“If the headline asks a question, try answering ‘no'” says Andrew Marr in My Trade (2005, p. 253).

The answer to this post’s headline, as I see it, is a bit uncertain. I ignored Betteridge’s Law and used the same question as a title for a presentation at the University of Winchester’s Conference on Trust, Risk, Information and the Law (#TRILCon15) in April 2015 because I’d seen it popping up on Twitter (for example: here and here), and a piece in the Economist describing a ‘new front’ in media law.

spenceThe question of whether data protection  is superseding defamation can’t be answered definitively because of the inadequate data on defamation and data protection. I’ve set this out in more detail in a post on the Inforrm blog and the LSE Media Policy Project.

In April, I answered the question with a “not yet, no”, but it is becoming (or should be) an area of increasing concern for news organisations and journalists, which will need careful scrutiny and further research.

Things are certainly changing in terms of the impact of Article 8 of the Human Rights Act and the Data Protection Act 1998 on journalism and online publishing, but I’m not convinced that either, or both, have totally overtaken libel. My research in 2011-13 indicated that libel was still the major concern and preoccupation for bloggers, journalists and media lawyers.

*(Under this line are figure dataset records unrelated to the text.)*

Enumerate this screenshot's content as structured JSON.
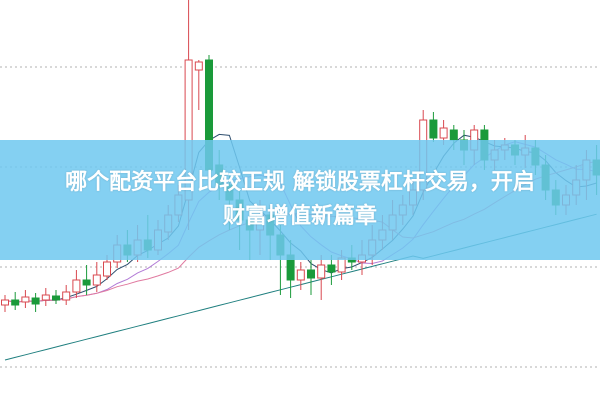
{
  "banner": {
    "line1": "哪个配资平台比较正规 解锁股票杠杆交易，开启",
    "line2": "财富增值新篇章",
    "background": "#6ec8f0"
  },
  "chart_data": {
    "type": "candlestick",
    "grid": "horizontal dotted",
    "colors": {
      "up": "#d9484f",
      "down": "#1a9a3a",
      "ma5": "#2f4f6f",
      "ma10": "#b27bd6",
      "ma20": "#e07aa0",
      "ma60": "#1f7f7f",
      "grid": "#b0b0b0"
    },
    "moving_averages": [
      5,
      10,
      20,
      60
    ],
    "candles_ohlc": [
      [
        95,
        105,
        88,
        100
      ],
      [
        100,
        108,
        90,
        95
      ],
      [
        98,
        110,
        92,
        103
      ],
      [
        102,
        107,
        88,
        96
      ],
      [
        100,
        112,
        94,
        105
      ],
      [
        104,
        110,
        96,
        100
      ],
      [
        100,
        115,
        95,
        108
      ],
      [
        108,
        130,
        102,
        120
      ],
      [
        120,
        135,
        105,
        115
      ],
      [
        115,
        138,
        108,
        125
      ],
      [
        124,
        145,
        120,
        138
      ],
      [
        138,
        165,
        132,
        155
      ],
      [
        155,
        170,
        138,
        145
      ],
      [
        145,
        175,
        138,
        160
      ],
      [
        160,
        185,
        142,
        150
      ],
      [
        150,
        180,
        145,
        170
      ],
      [
        168,
        195,
        160,
        185
      ],
      [
        185,
        215,
        178,
        205
      ],
      [
        200,
        400,
        170,
        340
      ],
      [
        330,
        340,
        290,
        338
      ],
      [
        340,
        345,
        225,
        230
      ],
      [
        235,
        250,
        200,
        215
      ],
      [
        215,
        225,
        170,
        200
      ],
      [
        200,
        210,
        150,
        180
      ],
      [
        180,
        195,
        140,
        170
      ],
      [
        170,
        200,
        145,
        185
      ],
      [
        185,
        195,
        140,
        165
      ],
      [
        165,
        175,
        105,
        145
      ],
      [
        145,
        160,
        102,
        120
      ],
      [
        120,
        138,
        110,
        130
      ],
      [
        130,
        140,
        105,
        122
      ],
      [
        122,
        145,
        100,
        135
      ],
      [
        135,
        145,
        115,
        128
      ],
      [
        128,
        150,
        120,
        142
      ],
      [
        142,
        155,
        130,
        138
      ],
      [
        138,
        160,
        125,
        145
      ],
      [
        145,
        175,
        135,
        160
      ],
      [
        160,
        185,
        150,
        170
      ],
      [
        170,
        200,
        160,
        185
      ],
      [
        185,
        205,
        175,
        195
      ],
      [
        195,
        220,
        185,
        210
      ],
      [
        210,
        290,
        200,
        280
      ],
      [
        280,
        288,
        258,
        262
      ],
      [
        262,
        280,
        255,
        272
      ],
      [
        270,
        275,
        250,
        260
      ],
      [
        260,
        270,
        235,
        250
      ],
      [
        250,
        275,
        235,
        270
      ],
      [
        270,
        275,
        230,
        240
      ],
      [
        240,
        260,
        230,
        250
      ],
      [
        250,
        262,
        240,
        255
      ],
      [
        255,
        260,
        235,
        245
      ],
      [
        245,
        265,
        232,
        252
      ],
      [
        252,
        260,
        225,
        235
      ],
      [
        235,
        245,
        200,
        210
      ],
      [
        210,
        220,
        185,
        195
      ],
      [
        195,
        215,
        185,
        205
      ],
      [
        205,
        235,
        195,
        220
      ],
      [
        220,
        250,
        200,
        240
      ],
      [
        240,
        255,
        205,
        225
      ]
    ]
  }
}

And defamation certainly isn’t dead. There are two interesting defamation related developments to report since I wrote that post.

The first is a case described by the Times as ‘libel tourism’, a phenomenon that better data would allow us to monitor properly (cf. this Guardian’s piece – another one with a question in the headline).  Although the claimant  in Sloutsker v Romanova (Rev 1) [2015] EWHC 2053 (QB) (16 July 2015) lives outside the jurisdiction and the material complained of was published on Russian websites by a journalist living in Russia, the judge “concluded that the claim involves a real and substantial tort in this jurisdiction, and that England is clearly the appropriate place in which to try the claim” [para. 12; para. 100 Sloutsker v Romanova [2015] EWHC 545 (QB) (05 March 2015)]. He awarded the claimant £110,000 in damages.

The second is not a defamation case, but a Supreme Court decision that relates to the issue of costs in privacy and defamation proceedings, since it discusses at length the ECtHR’s rejection of the pre-LASPO Conditional Fee Agreement regime in MGN v United Kingdom (Coventry & Ors v Lawrence & Anor [2015] UKSC 50 (22 July 2015)). As 5RB notes here, “by a majority of 5-2 the Supreme Court held that the pre-LASPO CFA regime, which remains applicable in a small minority of claims including privacy and publication cases, is compatible with the ECHR“. More on the UK Human Rights blog here.